Sunday, January 15, 2012

Tips For Hiking Alone

Know the area. People take for granted how much they know about the natural environment in which they live. Odds are, you can identify the poisonous vegetation in your area, are familiar with what kinds of wild animals you might run into, and know how extreme the temperatures can get. So if you’re going to start hiking by yourself, it’s best to do so near your hometown. Even better, try a place you’ve visited before with friends. You’ll be surprised at how different things look on your own.

Tell someone of your whereabouts. Be sure to check in with a friend about where you’re going, and when you plan on getting home.  (Don’t forget to call them when you get back – you don’t want to leave them worrying, do you?) In case something does happen (of course it won’t, but if it does) someone will know right away that you’re missing. Once you’ve told someone where you’re headed, stick to that plan! No changing your mind at the last minute and taking a different trail.You want everyone to have an accurate idea of where you are, so that help can find you if you need it.

Check in at the ranger station. This is always a good idea. Whenever you go on a hike, be sure to stop by the ranger’s station. Give them your name, and let them know that you’ll be hiking alone. Tell them that you’ll check in again on your way out.  (Once again, don’t forget to do so!) Be sure to clear your hiking route with the park rangers – they will know which trails are open, and which are the best (and safest) for solo hikers.

Read the weather report. I near the Great Smoky Mountains , where we have a saying: If you don’t like the weather, wait 5 minutes. I’ve literally seen a sky go from sunny and cloudless to dark and hailing in about 15 minutes. Fortunately, I was inside at the time. But if you’re hiking and the weather turns foul, odds are you won’t have time to get yourself back to your vehicle or to a ranger station without getting soaked first. So check the weather report before you leave, and pay attention to the sky – and your fellow hikers. If everyone else is headed back to their cars, that’s a sign that you should, too.

Choose a busy trail. Trails that see lots of foot traffic are better-maintained and safer than more secluded ones. Plus you’re bound to run into a few other explorers, so if you need it, help will just be a few shouts away. Don’t worry that your alone-time will be interrupted – even on popular trails, you might pass a lot of people, but I can guarantee that few will stop to chat – after all, they’re hiking.

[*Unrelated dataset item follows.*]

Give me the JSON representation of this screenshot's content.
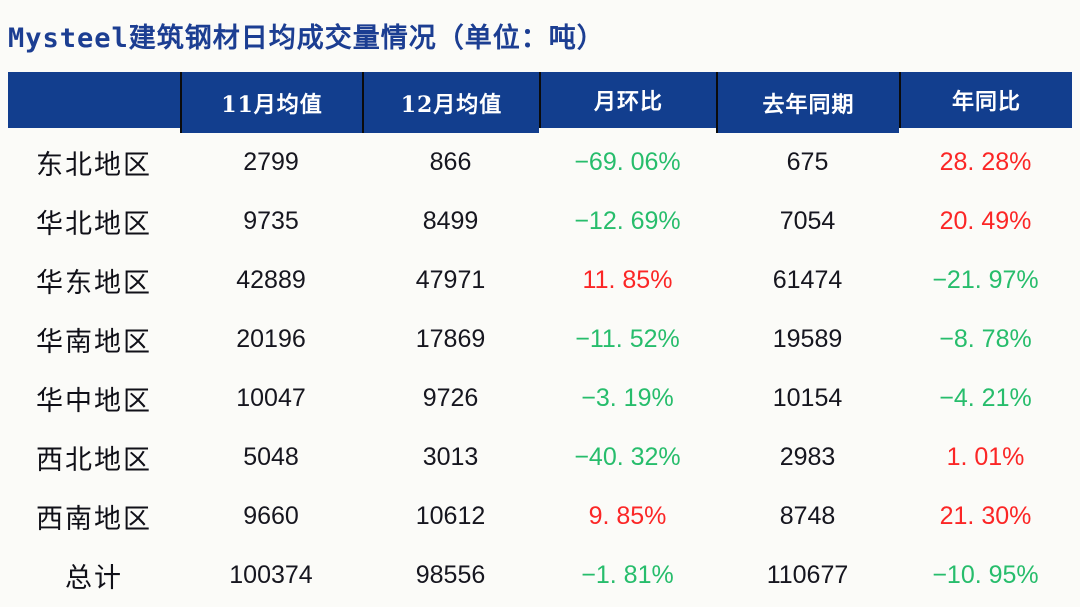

Know your limitations. If you rarely work out and get winded walking to the mailbox and back, then maybe you shouldn’t commit to a seven-mile hike. Err on the side of caution and remember that fatigue can creep up on you. Try a neighborhood hike first, to see what you’re able to do and how quick your pace is. This will better help you gauge your abilities (and your time) when you go out alone in the woods.

Stick to the path. It seems like most disastrous hiking stories begin when someone willingly takes a wrong turn. However tempting it might be, don’t wander off the trail and into the woods. Your trampling could cause a lot of damage to plant and animal life. Even worse, you could step onto unstable ground (think rock slides or avalanches). Not only is going off-trail dangerous (because, let’s face it, you will get lost), it’s also illegal in many national parks.

Bring supplies. Always bring the following with you: a sweater, a snack, a map, a first-aid kit, and more water than you think you’ll need. When you’re alone, you won’t have anyone else to mooch off of. And convenience stores aren’t exactly easy to come by when you’re in the middle of the woods. Be responsible: stay hydrated, keep your blood-sugar up, and take care not to get too cold or too over-heated. Since you’re on your own, it’s up to you to take care of yourself.

Make sure your vehicle is up to it. There’s nothing worse than returning from a hike to the comfort of your vehicle to find the engine is dead. Or worse still, not getting to your hike at all because your car died on the way. And since a lot of hiking areas are away from the city, on rural roads that don’t see a lot of traffic, you could be in a lot of trouble if your car breaks down. So make sure that your vehicle is up to the task – whether it’s dirt roads or highway driving – and will get you where you need to go and back home again, safely.